I'm trying to understand the best way to scale out...
# ask-community
c
I'm trying to understand the best way to scale out our tasks on GCP. It seems like there are two paradigms, either an
Agent
or
Executor
(or both). I read this SO answer already, along with this blog post on using an ECS Agent, which doesn't mention Dask. Background: our workflows are heterogenous between tasks (some just moving some stuff around, some very parallel, some requiring GPU) and between runs (sometimes will be much more parallel), and very bursty. Some tasks are very long-lived and will spawn cloud containers of their own, but I assume Prefect doesn't need to care about that (unless we wanted those to be able to log back to Prefect). VertexAgent/VertexRun Following the blog post, we could set up a Vertex
Agent
(just merged on GitHub, not on PyPI yet) as the agent. We could then set up a Flow-of-Flows (as can only specify
VertexRun
parameters at the Flow level), specifying the image, CPU etc for each flow. This would by default use a
LocalExecutor
, so any parallelism within that Flow would simply be run sequentially? But each separate run of that Flow would automatically spin up the needed instances. DaskExecutor If we wanted Task-level parallelism, we'd need to use the
DaskExecutor
? So then we'd have a Vertex instances running the
Agent
, and then a bunch of Vertex instances running `Flow`s, and then a Dask cluster running parallelised `Task`s? Have I understood that correctly? Would there be a way to avoid Dask by eg parallelising at the flow-to-flow interface?
k
Hey @Chris Arderne, so your thinking is completely right. You can set the resources on the Flow level upon registration. The default is indeed
LocalExecutor
, but we commonly see
LocalDaskExecutor
+
ECSRun
to utilize all of the cores of the machine that the flow is running on. It also helps to specify the
num_workers
.
LocalDaskExecutor
is already enough to utilize the cores of your machine. If you are using
Vertex
+
DaskExecutor
, I think it would normally be an external cluster like
DaskExecutor(cluster_address_here)
.
DaskExecutor
on the
Vertex
compute would not yield anything over the
LocalDaskExecutor
. On the last question of avoiding Dask to parallelize at the Flow level. When you do
StartFlowRun
or
create_flow_run
, it won’t wait for the subflow to complete by default. So the behavior that you see should be kicking off the Flow run, and then moving on to kicking off the next Flow runs. So yes, this spins up a bunch of Vertex jobs running simultaneously
c
Great thanks @Kevin Kho! Will see if I can get something running without Dask — the parallelism will be anywhere from 1 to ~100 between runs, so
LocalDask
wouldn't help much. I haven't played much with the flow-to-flow idiom, but it seems like it should be possible to do the following four `Flow`s: 1. “Master” flow gets kicked off by
Agent
2. Starts a simple sequential flow that prepares a bunch of things and determines how parallel subsequent steps will be. 3. Result from that is passed to a
StartFlowRun
with
.map()
so a bunch of parallel
Flow
runs are kicked off on separate Vertex instances 4. Results from that are reduced back down to a single sequential
Flow
that summarises and eg inserts results into our database So all of these would use
wait=True
, but the middle Flow would be parallelised… Does that make sense/should that work?
k
It’s not straightforward to get results from subflows because the process doesn’t happen on the same machine. So there is no in-memory passage of data that you normally have when they are in the same script. In 0.15.0 and above, we have 3 tasks that give you a lot more granularity that give some more flexibility:
create_flow_run
,
wait_for_flow_run
and
get_task_run_result
. You would use the
get_task_run_result
to fetch the result from another flow, but you need to know the task slug of the task with the result you want to fetch ahead of time.

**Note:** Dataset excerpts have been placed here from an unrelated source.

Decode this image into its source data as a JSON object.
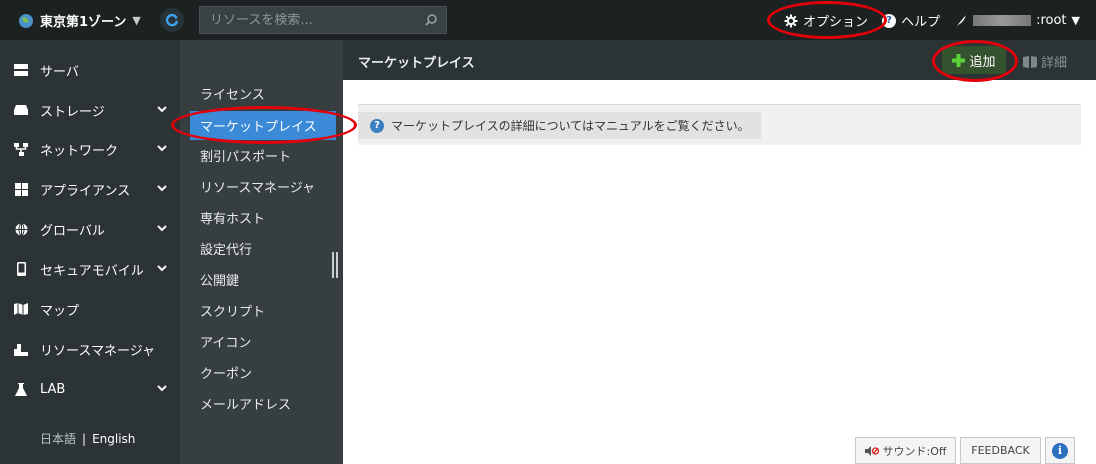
{
  "topbar": {
    "zone": "東京第1ゾーン",
    "search_placeholder": "リソースを検索...",
    "options": "オプション",
    "help": "ヘルプ",
    "user_suffix": ":root"
  },
  "leftnav": {
    "items": [
      {
        "label": "サーバ",
        "icon": "server-icon",
        "chevron": false
      },
      {
        "label": "ストレージ",
        "icon": "storage-icon",
        "chevron": true
      },
      {
        "label": "ネットワーク",
        "icon": "network-icon",
        "chevron": true
      },
      {
        "label": "アプライアンス",
        "icon": "appliance-icon",
        "chevron": true
      },
      {
        "label": "グローバル",
        "icon": "globe-icon",
        "chevron": true
      },
      {
        "label": "セキュアモバイル",
        "icon": "mobile-icon",
        "chevron": true
      },
      {
        "label": "マップ",
        "icon": "map-icon",
        "chevron": false
      },
      {
        "label": "リソースマネージャ",
        "icon": "resource-manager-icon",
        "chevron": false
      },
      {
        "label": "LAB",
        "icon": "flask-icon",
        "chevron": true
      }
    ],
    "lang_ja": "日本語",
    "lang_sep": "|",
    "lang_en": "English"
  },
  "submenu": {
    "items": [
      "ライセンス",
      "マーケットプレイス",
      "割引パスポート",
      "リソースマネージャ",
      "専有ホスト",
      "設定代行",
      "公開鍵",
      "スクリプト",
      "アイコン",
      "クーポン",
      "メールアドレス"
    ],
    "active_index": 1
  },
  "content": {
    "title": "マーケットプレイス",
    "add": "追加",
    "detail": "詳細",
    "info": "マーケットプレイスの詳細についてはマニュアルをご覧ください。"
  },
  "footer": {
    "sound": "サウンド:Off",
    "feedback": "FEEDBACK"
  },
  "colors": {
    "annotation": "#e3000b",
    "active": "#3a8ad8"
  }
}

So for some you can use the
wait_for_flow_run
and others you can just create and not wait.
Instead of
get_task_run_result
, you can also have those subflows persist that data somewhere and then load it in the main flow after waiting for the completion.
c
Yeah passing data back is not actually too important, just knowing they're done so the next tasks can kick off.
I saw those newer tasks, not very clear what the difference is but will go play. Thanks for your help @Kevin Kho !
k
StartFlowRun was too overloaded (sometimes it returns the child flow id, sometimes it returns the state if you wait)
The newer tasks are more consistent in their returns
👍 1